Question

How do you find the exact value of \[\sin ({18^ \circ })\]?

Answer 1

Hint:In the above question, is based on the concept of trigonometry. The sine, cosine, tangent functions can be solved by using the multiple angle formula which is used inside trigonometric functions. By applying the formula of multiple angles on sine function we can get the exact value.

Complete step by step solution:
Trigonometric function means the function of the angle between the two sides. It tells us the relation between the angles and sides of the right-angle triangle. The trigonometric function having multiple angles is the multiple angle formula.

Double and triple angles formulas are there under the multiple angle formulas. Generally, it is written in the form \[\sin (nx)\] where n is a positive integer.

The sign of all the six trigonometric functions in the first quadrant is positive since x and y coordinates are both positive. In the second quadrant sine and cosecant are positive and in third only tangent and cotangent are positive. The fourth quadrant has only cosine and secant are positive. In the question above we need to evaluate the sine function.

So, Let \[A = {18^ \circ }\]

Therefore,\[5A = {90^ \circ }\]

Further bringing into 2A term,
\[2A = {90^ \circ } - 3A\]

Taking sine on both sides
\[\sin 2A = \sin (90 - 3A) = \cos 3A\] ( \[\because \sin ({90^ \circ } - A) = \cos A\])

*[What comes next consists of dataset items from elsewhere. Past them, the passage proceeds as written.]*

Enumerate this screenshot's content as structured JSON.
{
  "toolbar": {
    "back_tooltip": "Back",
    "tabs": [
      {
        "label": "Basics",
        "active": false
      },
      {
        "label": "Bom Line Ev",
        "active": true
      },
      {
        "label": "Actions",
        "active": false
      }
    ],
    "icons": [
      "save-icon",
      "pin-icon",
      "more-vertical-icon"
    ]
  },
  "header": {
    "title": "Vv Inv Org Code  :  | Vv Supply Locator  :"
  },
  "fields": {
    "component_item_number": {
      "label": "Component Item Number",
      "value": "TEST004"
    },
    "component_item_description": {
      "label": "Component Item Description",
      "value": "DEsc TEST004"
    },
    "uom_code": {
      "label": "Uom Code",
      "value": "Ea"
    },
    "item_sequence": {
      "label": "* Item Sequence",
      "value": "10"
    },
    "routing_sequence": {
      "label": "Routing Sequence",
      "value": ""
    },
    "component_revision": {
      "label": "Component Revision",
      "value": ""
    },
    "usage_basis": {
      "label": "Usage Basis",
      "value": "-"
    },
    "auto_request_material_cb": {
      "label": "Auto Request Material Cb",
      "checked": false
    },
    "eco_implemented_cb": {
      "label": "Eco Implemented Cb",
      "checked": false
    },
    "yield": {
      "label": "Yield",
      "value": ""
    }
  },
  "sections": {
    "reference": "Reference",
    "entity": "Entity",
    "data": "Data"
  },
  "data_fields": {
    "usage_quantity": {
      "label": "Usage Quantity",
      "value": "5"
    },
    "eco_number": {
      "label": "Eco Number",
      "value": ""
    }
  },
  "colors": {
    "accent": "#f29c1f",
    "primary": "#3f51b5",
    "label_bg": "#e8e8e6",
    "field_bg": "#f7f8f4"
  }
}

By applying cos3A formula,
\[
\Rightarrow 2\sin A\cos A = 4{\cos ^3}A - 3\cos A \\

\Rightarrow 2\sin A\cos A - 4{\cos ^3}A + 3\cos A = 0 \\

\Rightarrow \cos A(2\sin A - 4{\cos ^2}A + 3) = 0 \\
\]
But \[\cos A = \cos {18^ \circ } \ne 0\],so solving the second part,
\[
2\sin A - 4(1 - {\sin ^2}A) + 3 = 0 \\
4{\sin ^2}A + 2\sin A - 1 = 0 \\
\]
Since, we get quadratic equation by applying formula we get,
\[
x = \dfrac{{ - b \pm \sqrt {{b^2} - 4ac} }}{{2a}} \\
\sin A = \dfrac{{ - 2 \pm \sqrt {4 + 16} }}{{2(4)}} \\
\sin A = \dfrac{{ - 1 \pm \sqrt 5 }}{4} \\
\]

Therefore, we get the above exact value.

Note: An important thing to note is that \[\sin (90 - 5A)\] which is \[\sin {18^ \circ }\], it lies in the first quadrant. Since in the first quadrant all the trigonometric functions are positive including sine function hence, we get the above value as positive.